Dear Dr. Crowther,
In your approach, I miss the efforts of Garrett Birkhoff and John von Neumann to establish a fundament that emerges into a suitable modeling platform. In their 1936 paper, they introduced a relational structure that they called quantum logic and that mathematicians call an orthomodular lattice. It automatically emerges into a separable Hilbert space, which also introduces a selected set of number systems into the modeling platform. Hilbert spaces can only cope with division rings and separable Hilbert spaces can store discrete values but no continuums. Each infinite dimensional separable Hilbert space owns a unique non-separable Hilbert space that embeds its separable partner. In this way, the structure and the functionality of the platform grow in a restricted way. After a few steps a very powerful and flexible modeling platform evolves. This model acts as a repository for dynamic geometric data that fit in quaternionic eigenvalues of dedicated operators.

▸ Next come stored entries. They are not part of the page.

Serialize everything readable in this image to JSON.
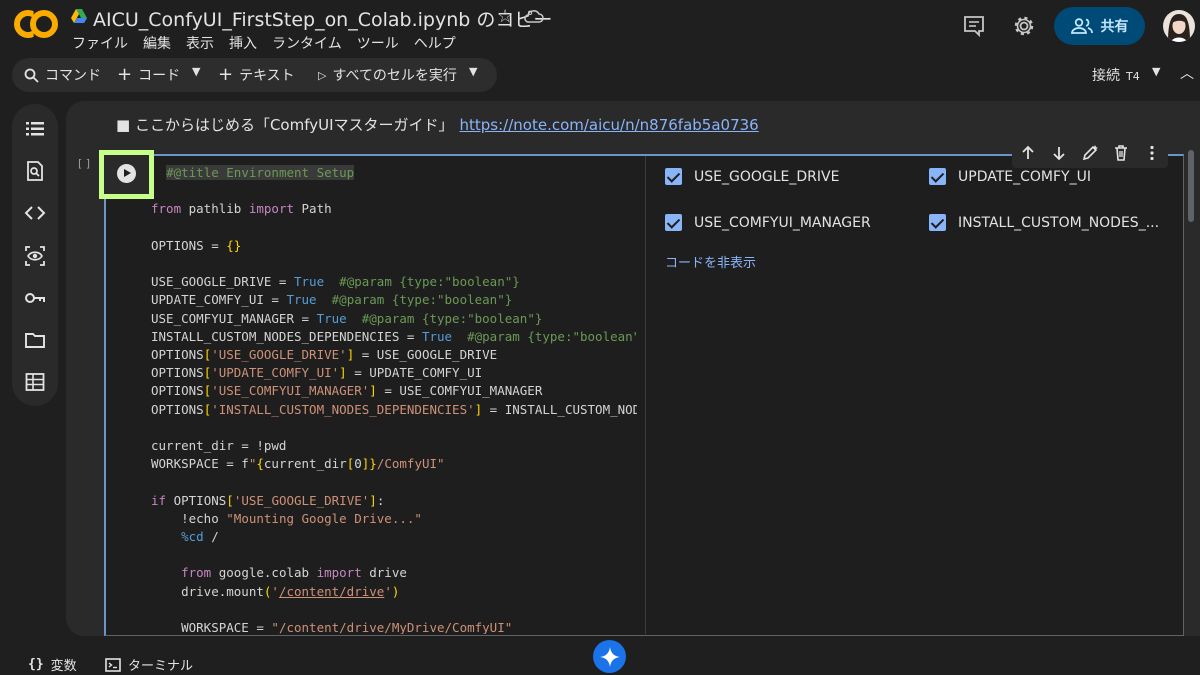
{
  "header": {
    "title": "AICU_ConfyUI_FirstStep_on_Colab.ipynb のコピー",
    "share_label": "共有",
    "menu": [
      "ファイル",
      "編集",
      "表示",
      "挿入",
      "ランタイム",
      "ツール",
      "ヘルプ"
    ]
  },
  "toolbar": {
    "command": "コマンド",
    "code": "コード",
    "text": "テキスト",
    "run_all": "すべてのセルを実行",
    "connect": "接続",
    "runtime": "T4"
  },
  "text_cell": {
    "prefix": "■ ここからはじめる「ComfyUIマスターガイド」",
    "link": "https://note.com/aicu/n/n876fab5a0736"
  },
  "code_cell": {
    "bracket": "[ ]",
    "title_comment": "#@title Environment Setup"
  },
  "form": {
    "fields": [
      {
        "label": "USE_GOOGLE_DRIVE",
        "checked": true
      },
      {
        "label": "UPDATE_COMFY_UI",
        "checked": true
      },
      {
        "label": "USE_COMFYUI_MANAGER",
        "checked": true
      },
      {
        "label": "INSTALL_CUSTOM_NODES_...",
        "checked": true
      }
    ],
    "hide_code": "コードを非表示"
  },
  "bottom": {
    "variables": "変数",
    "terminal": "ターミナル"
  },
  "colors": {
    "accent": "#8ab4f8",
    "share_bg": "#004a77",
    "highlight": "#c6ff8a",
    "logo": "#f9ab00"
  }
}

The non-separable part of the model can archive continuums that are defined by quaternionic functions.
In other words, the foundation that was discovered by Birkhoff and von Neumann delivers a base model that can offer the basement of well-founded theories and that puts restrictions on the dimensions which universe can claim.
Multiple Hilbert spaces can share the same underlying vector space and form a set of platforms that float on a background platform. On those platforms can live objects that hop around in a stochastic hopping path. This adds dynamics to the model.
The orthomodular lattice acts like a seed from which a certain kind of plant grows. Here the seed turns into the physical reality that we perceive.
The Wikiversity Hilbert Book Model Project investigates this approach.